In the year On August 2, 2022, the New York State Department of Financial Services (“DFS”) announced that Robinhood Crypto LLC (“RHC”), which allows customers to trade cryptocurrencies, has agreed to pay a $30 million fine. Settlement of “significant” deficiencies in compliance with New York State anti-money laundering and cybersecurity regulations. In addition to the penalty, the contract requires RHC to hire an independent consultant to review the company’s improvement efforts and compliance with DFS regulations. The RHC did not believe the allegations contained in the consent order.
As described in the DFS Consent Order, New York State law requires financial institutions to maintain an effective anti-money laundering (“AML”) program and to design and implement reasonably designed systems to detect and report suspicious activity and block illegal transactions. It works for entities working in cryptocurrency. 23 NYCRR § 200.15 (b), (d) Under 3 NYCRR § 417.2, “licensed money transmitters” are required to establish, implement, and maintain effective AML programs, including: internal policies, procedures, and controls reasonably designed to prevent money laundering; and Accurate, complete, and timely reports of suspicious activity. 3 NYCRR § 417.2. Finally, according to DFS, the Transaction Control Rule requires certain DFS-regulated entities to have appropriately designed transaction monitoring and sanctions screening programs, based on the entity’s risk assessment, to be able to monitor the entity’s transactions for BSA/s. Reporting AML violations and suspicious activity and terminating transactions prohibited by the US Treasury’s Office of Financial Assets Supervision. 23 NYCRR § 504.3(a), (b).
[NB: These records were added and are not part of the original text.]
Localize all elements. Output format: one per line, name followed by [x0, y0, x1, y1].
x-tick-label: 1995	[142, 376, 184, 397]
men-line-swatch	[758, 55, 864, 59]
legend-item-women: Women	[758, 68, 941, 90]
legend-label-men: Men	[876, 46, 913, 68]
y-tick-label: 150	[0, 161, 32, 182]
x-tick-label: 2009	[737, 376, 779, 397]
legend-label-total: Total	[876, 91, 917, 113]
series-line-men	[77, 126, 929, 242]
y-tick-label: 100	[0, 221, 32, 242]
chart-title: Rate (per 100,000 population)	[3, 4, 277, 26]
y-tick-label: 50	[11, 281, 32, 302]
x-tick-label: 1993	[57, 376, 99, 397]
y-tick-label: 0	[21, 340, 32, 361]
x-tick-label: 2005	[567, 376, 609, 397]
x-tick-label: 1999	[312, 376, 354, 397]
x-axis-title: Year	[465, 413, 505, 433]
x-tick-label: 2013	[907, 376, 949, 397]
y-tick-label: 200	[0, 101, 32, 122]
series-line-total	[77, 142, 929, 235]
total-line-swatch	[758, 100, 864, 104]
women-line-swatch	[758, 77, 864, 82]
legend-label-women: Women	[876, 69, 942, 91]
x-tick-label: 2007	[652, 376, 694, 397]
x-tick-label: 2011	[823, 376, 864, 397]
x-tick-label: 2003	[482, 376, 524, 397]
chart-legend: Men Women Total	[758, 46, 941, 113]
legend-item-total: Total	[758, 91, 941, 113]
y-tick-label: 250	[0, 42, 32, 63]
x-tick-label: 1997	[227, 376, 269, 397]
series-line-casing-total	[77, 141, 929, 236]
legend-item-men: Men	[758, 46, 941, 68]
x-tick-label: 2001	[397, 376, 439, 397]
The DFS allegations against RHC stemmed from a 2020 regulatory investigation and subsequent investigation that led DFS to discover “significant deficiencies” in the trading platform’s crypto AML program, such as inadequate staffing, inadequate resources and a manual trading control system that was not suitable for the fast-growing trading platform. Crypto trading volume. Specifically, DFS alleges that RHC’s crypto business “did not have sufficient BSA/AML personnel” with the appropriate skill level to support the company’s AML program, as evidenced by its “significant backlog.” . . Reviewing potentially suspicious transactions. As of September 30, 2019, the company said it averaged “106,000 transactions” as of September 30, 2019. Regarding the platform’s cyber security program, such as lack of in-house staff and insufficient coverage of the company’s various operations, among others. The DFS said in the consent order, however, that the RHC had taken some corrective measures after the investigation concluded in 2020.
This is DFS’s first settlement with an entity operating in the cryptocurrency market and, along with other recent decisions, suggests regulators are interested in bringing “first-time” enforcement action in this space. As the regulatory landscape surrounding cryptocurrency continues to emerge and sharpen, companies operating in cryptocurrency must carefully monitor these settlements and evaluate their own compliance programs accordingly.